The report recommends that the government should collaborate with industry to identify the sectors and skills most at risk from automation and develop an action plan. It also suggests that the government supports those most affected and provides local areas with incentives to enable the transition to a modern economy.

It then has another surprise in store: a stark message to those who believe that immigration and Europe are at the root of the UK’s problems: 

Government’s immigration policy should provide certainty and ensure that as we leave the EU, we can recruit and retain researchers from around the world to support the sector, including where they earn below the £30,000 threshold recommended by the Migration Advisory Committee.

We recommend that the government seeks to ensure that the UK has at least associate membership of EU research projects and can effectively collaborate with neighbouring states.

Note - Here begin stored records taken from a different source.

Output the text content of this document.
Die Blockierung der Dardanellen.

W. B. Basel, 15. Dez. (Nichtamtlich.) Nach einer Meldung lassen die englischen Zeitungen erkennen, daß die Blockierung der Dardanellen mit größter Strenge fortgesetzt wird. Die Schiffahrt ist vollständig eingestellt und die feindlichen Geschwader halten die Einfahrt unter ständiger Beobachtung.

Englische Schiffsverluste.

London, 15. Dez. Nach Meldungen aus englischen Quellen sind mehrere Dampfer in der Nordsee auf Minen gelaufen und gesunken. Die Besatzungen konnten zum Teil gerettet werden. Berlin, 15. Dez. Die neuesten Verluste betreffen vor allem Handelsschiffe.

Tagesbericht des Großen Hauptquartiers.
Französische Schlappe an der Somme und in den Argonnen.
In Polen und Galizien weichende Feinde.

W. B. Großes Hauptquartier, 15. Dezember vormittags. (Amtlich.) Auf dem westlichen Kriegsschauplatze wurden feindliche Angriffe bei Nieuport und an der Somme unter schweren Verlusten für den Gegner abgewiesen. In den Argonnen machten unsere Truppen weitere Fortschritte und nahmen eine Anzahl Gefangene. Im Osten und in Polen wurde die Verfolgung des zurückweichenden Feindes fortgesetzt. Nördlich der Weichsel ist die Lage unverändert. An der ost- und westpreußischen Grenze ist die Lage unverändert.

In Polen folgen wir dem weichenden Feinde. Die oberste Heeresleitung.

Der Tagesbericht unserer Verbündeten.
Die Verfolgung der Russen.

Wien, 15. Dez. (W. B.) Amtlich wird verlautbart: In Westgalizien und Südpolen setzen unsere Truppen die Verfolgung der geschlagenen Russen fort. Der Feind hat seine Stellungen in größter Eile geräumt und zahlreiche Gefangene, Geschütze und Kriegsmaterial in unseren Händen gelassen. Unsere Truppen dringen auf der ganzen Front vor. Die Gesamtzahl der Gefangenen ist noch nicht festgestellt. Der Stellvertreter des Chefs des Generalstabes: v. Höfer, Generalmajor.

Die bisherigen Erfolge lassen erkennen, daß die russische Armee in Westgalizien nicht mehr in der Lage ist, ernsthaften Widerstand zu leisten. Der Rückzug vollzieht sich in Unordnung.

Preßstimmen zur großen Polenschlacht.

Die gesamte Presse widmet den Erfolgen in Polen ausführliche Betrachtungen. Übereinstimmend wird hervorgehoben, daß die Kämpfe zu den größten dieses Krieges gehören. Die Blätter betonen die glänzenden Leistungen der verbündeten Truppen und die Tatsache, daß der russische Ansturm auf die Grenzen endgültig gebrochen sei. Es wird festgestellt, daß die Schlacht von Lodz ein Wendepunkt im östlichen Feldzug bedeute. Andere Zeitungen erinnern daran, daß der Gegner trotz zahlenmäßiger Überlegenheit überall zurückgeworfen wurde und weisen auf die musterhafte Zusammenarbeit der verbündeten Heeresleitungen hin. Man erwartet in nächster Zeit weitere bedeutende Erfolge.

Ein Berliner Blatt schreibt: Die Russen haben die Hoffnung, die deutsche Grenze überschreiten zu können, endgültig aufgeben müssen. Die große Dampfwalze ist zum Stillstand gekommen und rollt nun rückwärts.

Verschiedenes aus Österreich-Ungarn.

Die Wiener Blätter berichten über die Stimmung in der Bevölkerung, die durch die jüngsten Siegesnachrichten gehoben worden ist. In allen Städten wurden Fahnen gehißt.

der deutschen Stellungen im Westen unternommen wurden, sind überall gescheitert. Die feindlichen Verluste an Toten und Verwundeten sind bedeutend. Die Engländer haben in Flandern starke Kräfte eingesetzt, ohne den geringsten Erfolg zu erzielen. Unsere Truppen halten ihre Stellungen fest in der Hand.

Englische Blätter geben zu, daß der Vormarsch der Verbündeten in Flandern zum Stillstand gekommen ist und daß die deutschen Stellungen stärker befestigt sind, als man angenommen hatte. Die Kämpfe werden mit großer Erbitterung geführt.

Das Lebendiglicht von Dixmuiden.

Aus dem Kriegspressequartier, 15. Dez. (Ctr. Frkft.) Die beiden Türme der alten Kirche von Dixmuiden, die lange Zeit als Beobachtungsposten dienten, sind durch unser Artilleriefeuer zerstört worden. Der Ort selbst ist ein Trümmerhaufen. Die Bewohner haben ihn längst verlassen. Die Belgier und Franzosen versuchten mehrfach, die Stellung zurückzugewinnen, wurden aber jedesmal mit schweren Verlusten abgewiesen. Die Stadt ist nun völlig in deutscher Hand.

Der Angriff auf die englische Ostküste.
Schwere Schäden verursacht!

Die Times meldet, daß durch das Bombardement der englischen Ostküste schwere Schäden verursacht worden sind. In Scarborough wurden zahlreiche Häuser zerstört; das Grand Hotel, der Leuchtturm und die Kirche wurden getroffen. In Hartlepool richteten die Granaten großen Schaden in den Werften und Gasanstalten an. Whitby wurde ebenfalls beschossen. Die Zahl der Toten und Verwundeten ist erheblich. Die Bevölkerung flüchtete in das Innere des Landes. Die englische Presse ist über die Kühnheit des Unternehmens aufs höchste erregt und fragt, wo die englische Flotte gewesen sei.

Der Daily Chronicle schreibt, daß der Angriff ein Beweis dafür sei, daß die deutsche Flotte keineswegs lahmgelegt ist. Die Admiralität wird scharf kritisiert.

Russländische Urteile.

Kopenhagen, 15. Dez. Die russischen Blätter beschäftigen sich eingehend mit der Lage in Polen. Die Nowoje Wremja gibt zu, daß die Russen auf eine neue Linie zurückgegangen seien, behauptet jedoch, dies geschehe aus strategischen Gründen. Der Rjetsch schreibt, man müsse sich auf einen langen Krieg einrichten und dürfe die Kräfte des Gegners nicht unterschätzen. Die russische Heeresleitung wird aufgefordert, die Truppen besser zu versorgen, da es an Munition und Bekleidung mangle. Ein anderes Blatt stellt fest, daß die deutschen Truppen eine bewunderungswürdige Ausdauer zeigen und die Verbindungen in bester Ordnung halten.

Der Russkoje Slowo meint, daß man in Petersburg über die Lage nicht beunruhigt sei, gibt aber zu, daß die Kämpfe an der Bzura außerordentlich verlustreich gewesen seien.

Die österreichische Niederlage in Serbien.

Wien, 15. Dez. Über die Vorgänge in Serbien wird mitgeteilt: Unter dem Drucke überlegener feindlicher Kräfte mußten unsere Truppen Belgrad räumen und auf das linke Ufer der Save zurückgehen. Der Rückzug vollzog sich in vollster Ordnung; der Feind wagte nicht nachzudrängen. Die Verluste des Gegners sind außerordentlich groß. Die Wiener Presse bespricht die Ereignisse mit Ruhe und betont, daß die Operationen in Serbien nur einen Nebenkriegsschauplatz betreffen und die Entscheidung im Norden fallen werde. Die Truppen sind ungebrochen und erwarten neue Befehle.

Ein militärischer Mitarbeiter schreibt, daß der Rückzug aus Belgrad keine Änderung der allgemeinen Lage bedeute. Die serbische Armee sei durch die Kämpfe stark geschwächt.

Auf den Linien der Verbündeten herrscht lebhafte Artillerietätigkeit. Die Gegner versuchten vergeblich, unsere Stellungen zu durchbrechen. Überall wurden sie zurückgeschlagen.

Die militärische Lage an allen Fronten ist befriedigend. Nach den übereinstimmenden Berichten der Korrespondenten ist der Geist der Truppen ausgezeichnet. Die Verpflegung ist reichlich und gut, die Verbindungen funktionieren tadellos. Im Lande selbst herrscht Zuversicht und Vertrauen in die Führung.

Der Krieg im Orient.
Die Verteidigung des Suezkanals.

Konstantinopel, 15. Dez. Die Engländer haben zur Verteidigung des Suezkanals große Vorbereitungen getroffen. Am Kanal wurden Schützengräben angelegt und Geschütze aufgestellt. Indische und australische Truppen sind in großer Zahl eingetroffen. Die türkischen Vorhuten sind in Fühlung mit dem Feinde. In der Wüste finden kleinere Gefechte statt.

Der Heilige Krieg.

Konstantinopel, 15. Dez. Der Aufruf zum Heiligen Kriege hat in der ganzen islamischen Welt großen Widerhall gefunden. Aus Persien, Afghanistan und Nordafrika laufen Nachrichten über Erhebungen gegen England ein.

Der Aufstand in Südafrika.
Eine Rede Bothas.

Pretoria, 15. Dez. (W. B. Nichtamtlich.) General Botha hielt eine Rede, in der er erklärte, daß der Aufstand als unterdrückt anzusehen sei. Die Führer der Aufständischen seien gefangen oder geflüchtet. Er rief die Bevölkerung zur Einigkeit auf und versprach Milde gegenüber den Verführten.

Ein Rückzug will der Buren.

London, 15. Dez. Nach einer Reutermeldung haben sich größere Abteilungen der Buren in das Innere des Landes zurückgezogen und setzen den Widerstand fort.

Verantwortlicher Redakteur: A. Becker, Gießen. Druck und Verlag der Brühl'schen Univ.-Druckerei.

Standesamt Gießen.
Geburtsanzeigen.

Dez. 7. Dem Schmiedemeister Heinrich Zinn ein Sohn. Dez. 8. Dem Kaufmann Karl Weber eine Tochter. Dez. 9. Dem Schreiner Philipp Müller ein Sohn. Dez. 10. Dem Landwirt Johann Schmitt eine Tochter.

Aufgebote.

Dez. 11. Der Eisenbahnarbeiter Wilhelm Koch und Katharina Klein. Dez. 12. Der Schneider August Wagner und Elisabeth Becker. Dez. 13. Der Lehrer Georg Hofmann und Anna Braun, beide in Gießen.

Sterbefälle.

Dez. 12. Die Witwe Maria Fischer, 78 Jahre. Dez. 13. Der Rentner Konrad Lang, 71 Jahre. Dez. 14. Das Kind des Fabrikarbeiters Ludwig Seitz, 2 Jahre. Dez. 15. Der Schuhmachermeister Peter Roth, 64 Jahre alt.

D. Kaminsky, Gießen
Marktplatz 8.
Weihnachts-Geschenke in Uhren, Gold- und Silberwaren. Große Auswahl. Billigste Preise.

The Government should seek to ensure that our future relationship with the EU and future deals with the rest of the world support new collaboration between institutions, including the free flow of researchers and academics.

My take

If the transition to a new economy is managed badly, entire groups and regions could be left behind, British companies will find themselves uncompetitive, SMEs will form a long tail of unproductive businesses, and academics will be left working in isolation from both industry and their peers – the report’s predictions, not mine.

If only the government could have spent the past three years focusing on these challenges – and could focus on them in the future – the Industrial Strategy might have a chance of succeeding. That this demands partnership with Europe is not in doubt.